Rapat demi rapat pun mulai ku jalani untuk membahas berbagai kegiatan di bulan yang penuh kemuliaan ini. Namun ku temui banyak hal yang tak sesuai dengan cara ku saat beberapa tahun lalu getol menempati beberapa posisi  dalam beberapa komunitas yang aku dan teman-teman bangun 6 tahun lalu. Banyak hal yang tak ku pahami dan membuatku bingung pada langkah-langkah awal. 

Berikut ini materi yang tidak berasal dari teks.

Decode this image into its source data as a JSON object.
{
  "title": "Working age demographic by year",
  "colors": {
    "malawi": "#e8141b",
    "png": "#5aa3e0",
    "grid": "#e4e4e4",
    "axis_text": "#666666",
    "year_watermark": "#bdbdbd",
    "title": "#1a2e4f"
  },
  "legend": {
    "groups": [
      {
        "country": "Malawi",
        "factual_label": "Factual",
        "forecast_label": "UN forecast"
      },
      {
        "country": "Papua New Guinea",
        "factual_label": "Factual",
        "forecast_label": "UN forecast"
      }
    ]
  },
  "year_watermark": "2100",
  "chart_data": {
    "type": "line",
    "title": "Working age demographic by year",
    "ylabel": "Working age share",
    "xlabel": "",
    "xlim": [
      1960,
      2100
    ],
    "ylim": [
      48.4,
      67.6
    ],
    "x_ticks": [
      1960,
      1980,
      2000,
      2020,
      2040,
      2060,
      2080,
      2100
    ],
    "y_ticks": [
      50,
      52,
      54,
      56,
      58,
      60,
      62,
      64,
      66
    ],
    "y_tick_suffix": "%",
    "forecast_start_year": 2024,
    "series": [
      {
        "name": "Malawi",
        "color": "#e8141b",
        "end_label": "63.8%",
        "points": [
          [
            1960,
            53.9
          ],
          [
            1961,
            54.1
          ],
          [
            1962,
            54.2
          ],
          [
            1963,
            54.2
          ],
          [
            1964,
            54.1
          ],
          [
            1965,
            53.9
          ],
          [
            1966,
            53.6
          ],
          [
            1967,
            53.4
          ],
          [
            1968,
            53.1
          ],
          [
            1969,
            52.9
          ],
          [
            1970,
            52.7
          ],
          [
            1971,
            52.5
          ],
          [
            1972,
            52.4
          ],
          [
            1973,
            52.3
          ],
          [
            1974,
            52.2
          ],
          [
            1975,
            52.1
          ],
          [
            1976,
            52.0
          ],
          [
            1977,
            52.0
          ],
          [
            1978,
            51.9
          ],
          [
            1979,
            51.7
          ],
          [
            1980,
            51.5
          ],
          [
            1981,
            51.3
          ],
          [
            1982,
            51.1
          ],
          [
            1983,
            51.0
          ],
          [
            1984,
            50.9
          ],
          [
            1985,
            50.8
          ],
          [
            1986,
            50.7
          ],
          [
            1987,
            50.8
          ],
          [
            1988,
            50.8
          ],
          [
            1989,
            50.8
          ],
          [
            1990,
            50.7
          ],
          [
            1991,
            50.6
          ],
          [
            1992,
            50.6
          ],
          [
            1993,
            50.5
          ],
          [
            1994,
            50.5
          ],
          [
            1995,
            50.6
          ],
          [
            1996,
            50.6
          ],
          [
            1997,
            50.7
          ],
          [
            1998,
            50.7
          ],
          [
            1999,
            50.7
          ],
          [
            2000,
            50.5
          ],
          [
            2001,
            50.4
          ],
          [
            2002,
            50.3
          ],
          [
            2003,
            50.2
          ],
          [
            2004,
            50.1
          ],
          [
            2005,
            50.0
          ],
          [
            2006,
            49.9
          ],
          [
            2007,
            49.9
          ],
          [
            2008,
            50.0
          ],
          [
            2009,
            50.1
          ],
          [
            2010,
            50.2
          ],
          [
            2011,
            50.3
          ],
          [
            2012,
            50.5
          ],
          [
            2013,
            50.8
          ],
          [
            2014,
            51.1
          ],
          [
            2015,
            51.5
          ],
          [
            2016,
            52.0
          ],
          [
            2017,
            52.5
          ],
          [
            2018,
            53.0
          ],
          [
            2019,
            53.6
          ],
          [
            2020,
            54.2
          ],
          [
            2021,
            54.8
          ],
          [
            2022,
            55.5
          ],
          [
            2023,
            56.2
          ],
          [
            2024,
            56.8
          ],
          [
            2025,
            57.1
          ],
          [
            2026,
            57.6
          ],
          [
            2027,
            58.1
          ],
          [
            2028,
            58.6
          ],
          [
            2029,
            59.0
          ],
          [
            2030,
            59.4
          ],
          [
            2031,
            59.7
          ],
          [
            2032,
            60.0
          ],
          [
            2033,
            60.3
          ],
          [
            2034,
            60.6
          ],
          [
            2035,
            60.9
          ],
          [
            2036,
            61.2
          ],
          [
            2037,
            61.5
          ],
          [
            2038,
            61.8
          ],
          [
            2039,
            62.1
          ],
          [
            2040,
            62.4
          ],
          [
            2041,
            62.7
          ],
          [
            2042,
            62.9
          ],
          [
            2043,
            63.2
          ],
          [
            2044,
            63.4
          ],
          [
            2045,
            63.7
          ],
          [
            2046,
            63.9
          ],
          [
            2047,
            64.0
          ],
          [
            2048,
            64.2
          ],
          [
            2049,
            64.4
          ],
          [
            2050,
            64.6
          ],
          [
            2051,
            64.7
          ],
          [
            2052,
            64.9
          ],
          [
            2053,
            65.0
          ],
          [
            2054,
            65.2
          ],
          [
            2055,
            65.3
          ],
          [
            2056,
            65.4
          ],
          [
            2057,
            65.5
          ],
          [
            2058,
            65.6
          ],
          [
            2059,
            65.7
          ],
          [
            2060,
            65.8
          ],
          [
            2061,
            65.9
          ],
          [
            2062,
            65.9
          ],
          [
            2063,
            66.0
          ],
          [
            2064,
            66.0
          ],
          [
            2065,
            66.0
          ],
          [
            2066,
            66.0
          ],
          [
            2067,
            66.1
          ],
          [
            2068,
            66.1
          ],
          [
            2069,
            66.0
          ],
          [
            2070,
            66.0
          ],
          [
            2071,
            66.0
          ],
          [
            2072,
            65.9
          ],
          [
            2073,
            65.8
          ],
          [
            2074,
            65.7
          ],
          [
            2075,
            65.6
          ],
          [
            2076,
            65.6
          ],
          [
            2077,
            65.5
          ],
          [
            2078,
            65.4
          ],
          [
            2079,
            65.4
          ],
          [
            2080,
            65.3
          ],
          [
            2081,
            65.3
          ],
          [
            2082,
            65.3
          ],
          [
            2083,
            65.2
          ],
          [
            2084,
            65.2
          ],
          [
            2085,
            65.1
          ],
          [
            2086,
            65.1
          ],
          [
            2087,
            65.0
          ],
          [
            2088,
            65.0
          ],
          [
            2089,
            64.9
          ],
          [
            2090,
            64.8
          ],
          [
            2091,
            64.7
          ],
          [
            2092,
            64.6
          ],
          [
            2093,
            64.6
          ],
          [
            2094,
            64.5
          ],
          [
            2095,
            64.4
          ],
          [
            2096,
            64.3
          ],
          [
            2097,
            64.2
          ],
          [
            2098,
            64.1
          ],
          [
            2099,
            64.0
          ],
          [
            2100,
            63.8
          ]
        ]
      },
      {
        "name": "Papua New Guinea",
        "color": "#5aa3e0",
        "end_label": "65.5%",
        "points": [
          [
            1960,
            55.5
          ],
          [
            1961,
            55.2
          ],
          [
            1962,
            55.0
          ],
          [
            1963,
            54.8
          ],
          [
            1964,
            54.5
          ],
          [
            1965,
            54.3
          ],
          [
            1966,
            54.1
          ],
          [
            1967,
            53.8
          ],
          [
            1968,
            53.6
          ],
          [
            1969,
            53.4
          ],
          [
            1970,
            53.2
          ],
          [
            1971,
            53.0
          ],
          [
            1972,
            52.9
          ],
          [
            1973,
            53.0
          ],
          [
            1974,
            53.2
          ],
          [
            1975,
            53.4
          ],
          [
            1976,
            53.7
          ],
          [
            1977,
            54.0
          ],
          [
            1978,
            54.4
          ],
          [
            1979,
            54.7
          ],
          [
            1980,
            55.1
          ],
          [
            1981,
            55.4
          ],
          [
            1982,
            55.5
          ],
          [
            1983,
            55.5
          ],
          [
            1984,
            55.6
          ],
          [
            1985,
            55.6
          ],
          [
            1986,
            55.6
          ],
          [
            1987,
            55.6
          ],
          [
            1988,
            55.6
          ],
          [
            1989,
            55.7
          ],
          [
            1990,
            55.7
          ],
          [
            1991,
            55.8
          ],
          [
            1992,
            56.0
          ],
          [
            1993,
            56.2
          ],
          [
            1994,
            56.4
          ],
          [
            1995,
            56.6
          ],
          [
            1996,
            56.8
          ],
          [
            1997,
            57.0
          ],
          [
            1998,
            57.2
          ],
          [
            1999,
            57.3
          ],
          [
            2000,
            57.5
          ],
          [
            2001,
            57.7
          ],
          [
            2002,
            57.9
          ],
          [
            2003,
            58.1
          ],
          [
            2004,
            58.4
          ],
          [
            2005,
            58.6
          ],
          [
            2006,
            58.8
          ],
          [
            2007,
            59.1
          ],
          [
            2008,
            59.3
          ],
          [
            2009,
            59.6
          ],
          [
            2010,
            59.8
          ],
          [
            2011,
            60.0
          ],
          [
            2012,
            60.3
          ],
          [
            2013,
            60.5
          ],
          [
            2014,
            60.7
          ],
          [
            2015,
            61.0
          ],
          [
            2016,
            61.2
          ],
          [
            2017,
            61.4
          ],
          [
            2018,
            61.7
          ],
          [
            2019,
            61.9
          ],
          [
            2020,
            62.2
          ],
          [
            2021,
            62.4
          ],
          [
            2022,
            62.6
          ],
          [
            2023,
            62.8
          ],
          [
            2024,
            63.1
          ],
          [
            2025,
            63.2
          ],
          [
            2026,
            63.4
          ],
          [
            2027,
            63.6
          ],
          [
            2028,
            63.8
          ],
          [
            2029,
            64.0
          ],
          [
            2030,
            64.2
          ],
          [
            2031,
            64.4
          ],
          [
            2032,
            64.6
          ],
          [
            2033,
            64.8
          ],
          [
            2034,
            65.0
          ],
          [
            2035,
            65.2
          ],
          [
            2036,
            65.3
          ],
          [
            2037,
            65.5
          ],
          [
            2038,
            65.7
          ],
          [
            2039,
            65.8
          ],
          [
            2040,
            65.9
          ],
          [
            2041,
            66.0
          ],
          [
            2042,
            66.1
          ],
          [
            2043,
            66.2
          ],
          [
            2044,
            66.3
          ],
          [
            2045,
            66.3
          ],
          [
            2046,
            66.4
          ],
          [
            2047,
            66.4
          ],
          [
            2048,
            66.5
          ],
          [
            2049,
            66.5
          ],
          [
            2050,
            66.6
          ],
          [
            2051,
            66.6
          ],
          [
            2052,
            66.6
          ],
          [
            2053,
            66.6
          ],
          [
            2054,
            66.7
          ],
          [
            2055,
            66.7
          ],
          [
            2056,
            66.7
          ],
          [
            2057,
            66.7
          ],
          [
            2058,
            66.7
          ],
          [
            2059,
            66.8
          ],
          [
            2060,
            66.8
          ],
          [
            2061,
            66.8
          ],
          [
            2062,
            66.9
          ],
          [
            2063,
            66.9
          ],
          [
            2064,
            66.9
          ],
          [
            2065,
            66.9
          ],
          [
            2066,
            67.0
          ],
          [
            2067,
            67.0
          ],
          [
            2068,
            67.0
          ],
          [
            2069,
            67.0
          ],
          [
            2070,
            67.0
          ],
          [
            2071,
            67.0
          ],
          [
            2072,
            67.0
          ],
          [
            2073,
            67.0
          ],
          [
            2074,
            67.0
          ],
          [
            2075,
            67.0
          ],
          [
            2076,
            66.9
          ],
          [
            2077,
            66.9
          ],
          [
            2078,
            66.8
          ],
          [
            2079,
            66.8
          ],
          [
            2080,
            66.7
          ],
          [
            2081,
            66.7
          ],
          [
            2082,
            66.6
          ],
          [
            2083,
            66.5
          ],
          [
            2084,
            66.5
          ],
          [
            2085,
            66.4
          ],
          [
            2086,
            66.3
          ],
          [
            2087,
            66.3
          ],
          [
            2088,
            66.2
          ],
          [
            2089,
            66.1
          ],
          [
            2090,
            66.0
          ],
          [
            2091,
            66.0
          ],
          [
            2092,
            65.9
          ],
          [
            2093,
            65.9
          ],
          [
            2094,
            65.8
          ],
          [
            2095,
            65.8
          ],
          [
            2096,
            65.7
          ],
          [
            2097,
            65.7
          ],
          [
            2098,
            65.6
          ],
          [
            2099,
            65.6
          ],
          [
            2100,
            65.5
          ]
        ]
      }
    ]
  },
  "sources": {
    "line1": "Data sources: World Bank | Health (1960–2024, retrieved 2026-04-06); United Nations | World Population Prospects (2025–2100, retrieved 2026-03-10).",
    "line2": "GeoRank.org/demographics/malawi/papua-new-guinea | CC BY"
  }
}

Kemudian kata ‘mungkin’ menolongku menunjang penyebab timbulnya permasalahan yang membuatku stress saat itu.
  • Mungkin kami belum kompak
  • Mungkin karna organisasi ini masih terikat kuat dengan gaya kepengurusan orang tua
  • Mungkin karna kami berbeda latar pendidikan
  • Mungkin orang-orang non panitia terlalu ikut campur dengan aktifitas ini serasa ada harta karun yang jika mereka tidak kejar maka mereka tidak akan memperolehnya
  • Mungkin karna kepanitiaan yang lama terlalu tertutup dengan perkembangan ilmu sehingga peran-peran masing-masing posisi tidak maksimal kemudian terlihat tidak professional atau terlalu mengalir lalu tidak ada pencarian kebenaran dan masih banyak mungkin-mungkin yang lain

Pusing tetap pusing tapi setidaknya aku  punya seorang ayah yang lebih dulu mengecap asam manis lingkungan ini. Aku sebenarnya tidak ingin menceritakan permasalahan-permasalahan ini pada beliau karna ku ingin dia dapat menilaiku sudah elok berperan dalam suatu kepanitiaan. Tapi aku tak dapat menahan ke-absurd-an ini hingga akhirnya ku tuangkan semua beban dikepalaku padanya. Terutama perihal personalitas individu disini. Kemudian beliau semacam mangakui bahwa karakter masyarakat disini memang seperti itu. Tepat seperti apa yang ku simpulkan lewat kata ‘mungkin’ ku diatas.  Aku menarik kesimpulan bahwa mereka masih sedikit minim nilai kebenaran.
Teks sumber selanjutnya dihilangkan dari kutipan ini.